Chancellor Angela Merkel hadn’t relented on austerity and pension cuts during the disbursement of the bailouts that began in 2010 but with Tsipras far behind in polls to the major opposition New Democracy, which objects to austerity after supporting it while ruling earlier, won’t stand in way of letting him delay but not cancel the reductions, said the Bloomberg financial news agency.

But an unnamed source familiar with the negotiations said ruling party deputies in Germany may block the release of the European Central Bank’s earnings from Greek bond holdings in response to the failure to reduce Greek pensions.
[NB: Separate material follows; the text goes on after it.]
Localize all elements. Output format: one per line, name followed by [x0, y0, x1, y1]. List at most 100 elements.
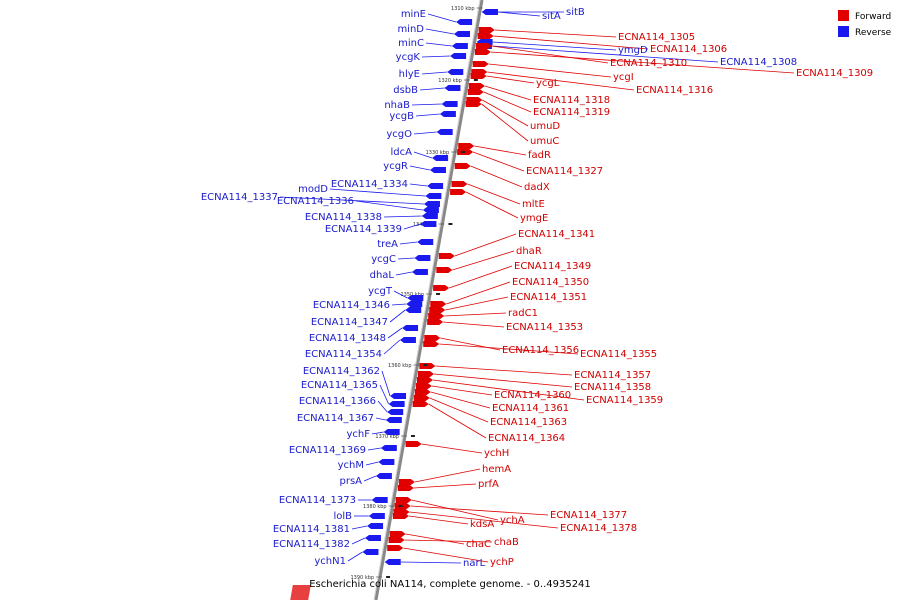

Tsipras’ hopes to cancel pension cuts he agreed to impose on Jan. 1, 2019 will be in the hands of the country’s creditors Nov. 15 when the Euro Working group (EWG) will meet.

Negotiations with the Troika of the European Union-European Central Bank-European Stability Mechanism (EU-ECB-ESM) are in the last stages over conditions attached to a third bailout, this one for 86 billion euros ($96.56 billion).

Those included the new pension cuts he swore to reject but then agreed to implement to get the rescue package in the summer of 2015 and keep Greece in the Eurozone. He also wants to cancel coming new taxes on previously exempt low-and-moderate income families and individuals set to begin in 2020.

With elections required to be held by October, 2019, Tsipras and his party have fallen far behind the major opposition New Democracy Conservatives they unseated almost four years ago and he’s been frantically trying to regain favor, saying the pension cuts won’t be needed because a primary surplus goal of 3.5 percent of Gross Domestic Product (GDP) will be surpassed.

That doesn’t include interest on three bailouts of 326 billion euros that began in 2010, the cost of running cities and towns, state enterprises, social security, some military expenditures and was achieved by holding back payments to people and companies owed money by the state.

Greece’s state news agency ANA-MPA, citing a source that wasn’t identified, said the two sides are close to reaching a decision on what kind of fiscal space the government could have. Ironically, SYRIZA is now in favor with the creditors for imposing more austerity while New Democracy leader Kyriakos Mitsotakis said he would oppose the conditions if elected.

Tsipras also wants to give big handouts and hire at least 10,000 workers in what rivals and critics said was a desperate bid to buy votes, a common practice by dominant parties in Greece.